We have always been told that dyspeptics live for ever - this only means that nature is severely kind and sets pain as a sentinel to warn them when they have eaten something which they are unable to assimilate, and experience teaches them what to take and what to avoid; whereas the person of strong digestion, warned by no suffering, swallows everything and thinks he may do so with impunity. We all know how healthy children and healthy animals show when anything disagrees with them, and some of us well remember how the old nurses used to say, 'The sick baby always thrives,' meaning the baby whose stomach refused to be overloaded.

At 5 o'clock, for the meal which I still call ' Tea,' with the same truthfulness that I say 'The sun sets' though I know it doesn't, I drink one or two teacups of separated milk and hot water in equal proportions, and eat two or three pieces of toast made from home-made white bread, with butter, jam or honey, or watercress.

The meal at night when I am alone I own I seldom enjoy. I sometimes, besides home-made bread, have melted cheese (see receipts), or macaroni, sometimes rice and onions or other vegetable, with bread and butter and a little dried or fresh fruit, or both. At meals I drink very little indeed, milk being counted as nourishment rather than drink, but if I feel thirsty I take a little water - great thirst I should look upon as a sign of bad health, unless produced by excessive exercise. It is not a necessity, but I constantly drink a tumbler, or half a tumbler, of either moderately hot or cold water on getting up in the morning or on going to bed, or perhaps both.

Many people would say, ' So strict a way of diet would make life unbearable,'but after a time this strictness so changes the taste that the simpler foods are really enjoyed, and I distinctly think, that when people have dieted for several years, the amount of harm done by an occasional relapse is so small that the social convenience of it makes it worth while, so long as it is acknowledged as a concession to weakness and not a thing to be continued. It is what is done every day that matters.

People often tell me they feel so much better when they leave off the diet. This would only be a proof to me that they had not strictly dieted long enough, or had been under-nourished, and that the return to stimulating food does for them what alcohol does for those who already have too much in their system, and is merely a putting back of ultimate cure.
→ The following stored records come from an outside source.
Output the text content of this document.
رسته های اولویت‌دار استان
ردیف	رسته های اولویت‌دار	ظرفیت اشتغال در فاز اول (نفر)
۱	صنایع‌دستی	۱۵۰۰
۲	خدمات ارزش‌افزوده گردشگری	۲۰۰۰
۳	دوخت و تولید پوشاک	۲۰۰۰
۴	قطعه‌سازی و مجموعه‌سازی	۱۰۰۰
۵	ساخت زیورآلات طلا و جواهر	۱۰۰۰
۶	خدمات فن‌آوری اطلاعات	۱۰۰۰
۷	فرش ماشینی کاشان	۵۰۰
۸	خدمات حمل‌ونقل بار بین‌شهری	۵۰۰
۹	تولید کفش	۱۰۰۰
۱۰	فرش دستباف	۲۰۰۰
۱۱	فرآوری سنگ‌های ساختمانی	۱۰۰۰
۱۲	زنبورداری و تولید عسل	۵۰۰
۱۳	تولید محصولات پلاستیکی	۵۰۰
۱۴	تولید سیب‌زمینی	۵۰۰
I think all who have tried the diet for some time can always regulate it according to their varying requirements, if they will read the books and give the matter a little consideration. I, for instance, am always being told that I underfeed, and Dr. Haig never sees me without expressing his surprise that I am as well as I am, considering that I live a good deal on vegetables and certainly, as a rule, take much below the correct amount of proteids for my age and weight. My under-feeding cannot be serious, for I sleep my six or seven hours, have not lost or gained flesh, and feel perfectly well. I often have tried to add food of a more nourishing kind, such as curd cheese, Plasmon biscuits, milk, &c, but after a few days I generally find it has a tendency to bring on a slight return of rheumatic stiffness. I am inclined to think that the doctors who preach great moderation, whatever the diet, such as Dr. Keith and Dr. Dewey, have a good deal of truth on their side, as, though the proper standard of strength will never be attained by the under-fed, still the full allowance of food may go to feed the particular weakness or ailment which people of a certain age are almost sure to have, and will thus prevent them reaching the level of health they might have on a lower standard. People seem to assimilate food so differently that, given there is no permanent pallor, especially no very white gums, or sense of fatigue, each one must judge a little for himself what he requires. Did I not suffer less from fatigue than I have ever done in my life, I should try harder to live up to the standard settled by physiologists as necessary to health, and which would doubtless be essential were I younger. I tried some Grape-nuts in the winter and felt a hot Hercules for a few days, but I believe them to be distinctly a gout-making food.